Keeping A Credit Card During Bankruptcy
A credit card is a safe and convenient way to pay for life’s necessities. In some cases a credit card is required to purchase goods or services. Debit cards are often a poor substitute for a credit card as bank holds can tie up your account for days.
If you want to keep a credit card during your bankruptcy, there are a few things to know. First, the Bankruptcy Code requires that you list all of your creditors and debts owed on the date of the bankruptcy filing. Consequently, if a credit card has a zero balance on the date that you file bankruptcy, it does not need to be listed and the credit card company does not receive notice.
Second, the use of credit during a chapter 13 bankruptcy is prohibited without prior authorization from the trustee and bankruptcy court. Usually credit approval is contingent upon a written agreement or statement from the credit card company. Chapter 7 debtors do not have this restriction.
Third, a payment on a credit card within 90 days before your bankruptcy filing may be considered a preference payment. The bankruptcy trustee may seek a court order compelling the credit card company to turn over any pre-filing payments.
Fourth, credit card companies conduct regular checks of their cardholders’ credit and your bankruptcy filing may result in the card issuer closing your account, reducing your credit line, or increasing your interest rate. These actions may also occur if you choose to reaffirm your debt with the credit card company. After reaffirming the debt the card may be cancelled and you are stuck with a non-discharged credit card balance.

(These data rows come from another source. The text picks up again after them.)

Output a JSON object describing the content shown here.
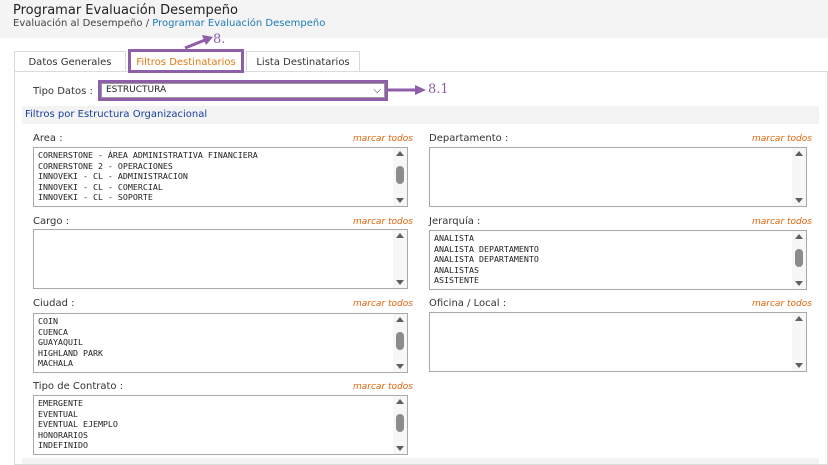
{
  "header": {
    "title": "Programar Evaluación Desempeño",
    "breadcrumb_root": "Evaluación al Desempeño",
    "breadcrumb_sep": "/",
    "breadcrumb_current": "Programar Evaluación Desempeño"
  },
  "tabs": [
    {
      "label": "Datos Generales",
      "active": false
    },
    {
      "label": "Filtros Destinatarios",
      "active": true
    },
    {
      "label": "Lista Destinatarios",
      "active": false
    }
  ],
  "tipo_datos": {
    "label": "Tipo Datos :",
    "selected": "ESTRUCTURA"
  },
  "section": {
    "title": "Filtros por Estructura Organizacional"
  },
  "marcar_todos": "marcar todos",
  "filters": {
    "area": {
      "label": "Area :",
      "items": [
        "CORNERSTONE - ÁREA ADMINISTRATIVA FINANCIERA",
        "CORNERSTONE 2 - OPERACIONES",
        "INNOVEKI - CL - ADMINISTRACION",
        "INNOVEKI - CL - COMERCIAL",
        "INNOVEKI - CL - SOPORTE"
      ]
    },
    "departamento": {
      "label": "Departamento :",
      "items": []
    },
    "cargo": {
      "label": "Cargo :",
      "items": []
    },
    "jerarquia": {
      "label": "Jerarquía :",
      "items": [
        "ANALISTA",
        "ANALISTA DEPARTAMENTO",
        "ANALISTA DEPARTAMENTO",
        "ANALISTAS",
        "ASISTENTE"
      ]
    },
    "ciudad": {
      "label": "Ciudad :",
      "items": [
        "COIN",
        "CUENCA",
        "GUAYAQUIL",
        "HIGHLAND PARK",
        "MACHALA"
      ]
    },
    "oficina": {
      "label": "Oficina / Local :",
      "items": []
    },
    "tipo_contrato": {
      "label": "Tipo de Contrato :",
      "items": [
        "EMERGENTE",
        "EVENTUAL",
        "EVENTUAL EJEMPLO",
        "HONORARIOS",
        "INDEFINIDO"
      ]
    }
  },
  "annotations": {
    "tab_marker": "8.",
    "select_marker": "8.1",
    "color": "#8e5ea8"
  }
}
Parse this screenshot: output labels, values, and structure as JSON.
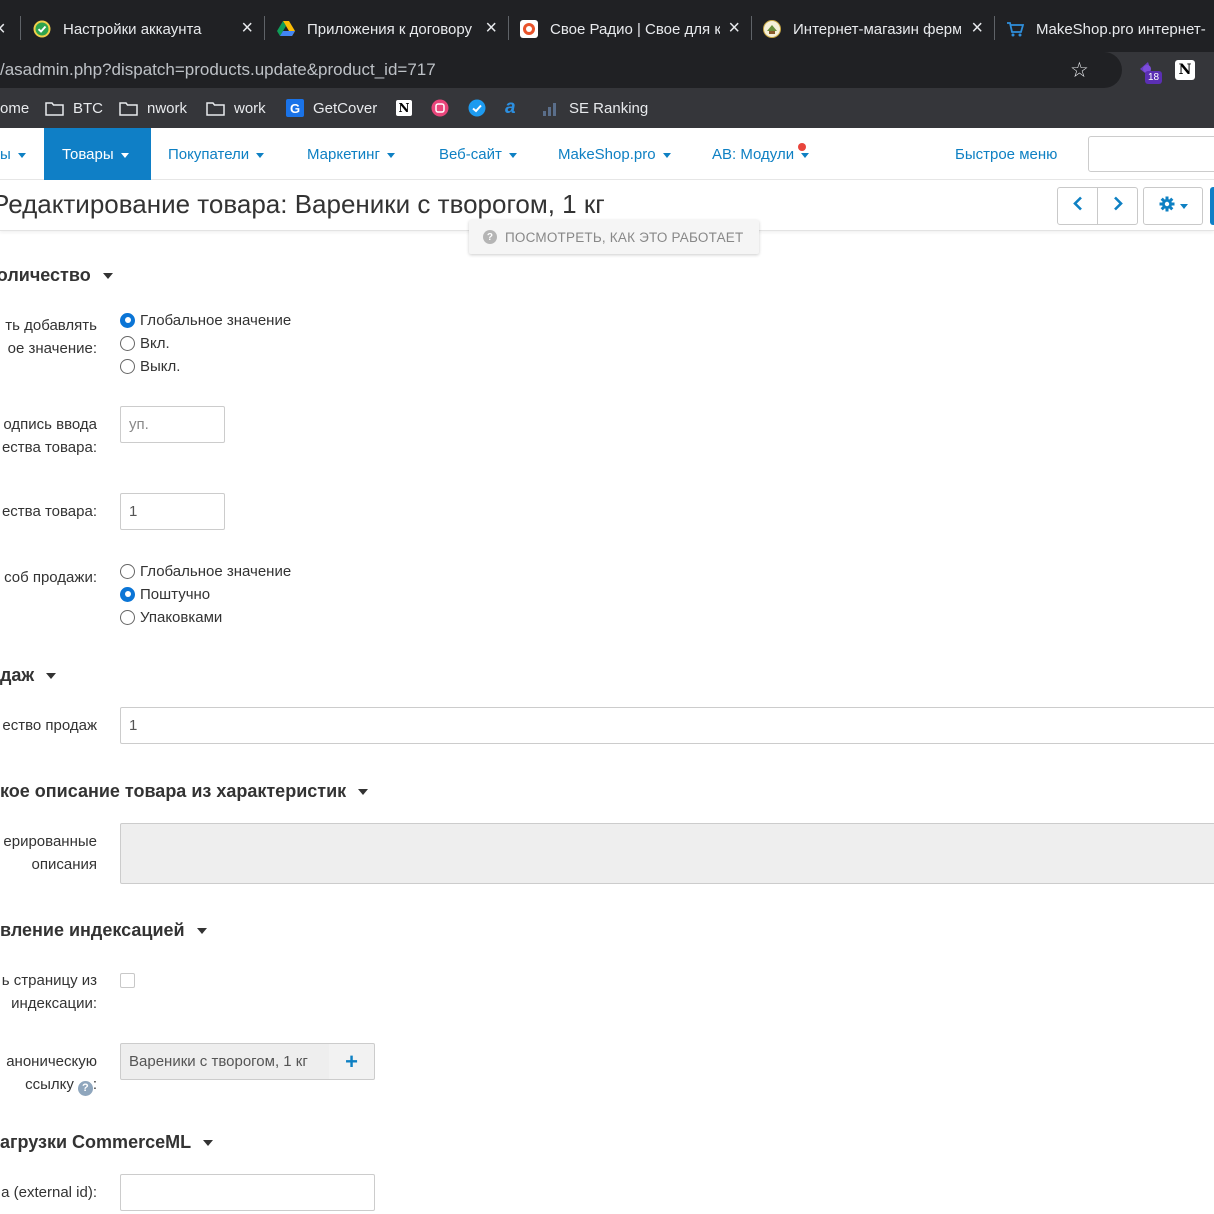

Fifth, intentional failure to list a credit card with a balance can result in dismissal of your bankruptcy case. The bankruptcy court expects you to be entirely truthful concerning who you owe, regardless of your intention to pay the debt.
Sixth, consider obtaining credit after your bankruptcy discharge. Many debtors are offered unsecured credit cards shortly after their bankruptcy discharge. Many creditors consider a recently discharged debtor a good credit risk because the debtor is unable to receive another bankruptcy discharge for several years, and likely has a good debt-to-income ratio. Many post-discharge credit card offers carry high interest rates and fees, so choose wisely.
Secured credit cards are another credit option after bankruptcy. A secured credit card requires a security deposit placed with the credit card company who then issues a credit line secured by the deposit. Many banks and credit unions offer their customers secured credit cards at reasonable interest rates.
If you are interested in keeping a credit card during bankruptcy, consult with your bankruptcy attorney. Your attorney can discuss your options and help you decide on the best way to maintain a credit card account during and after your bankruptcy.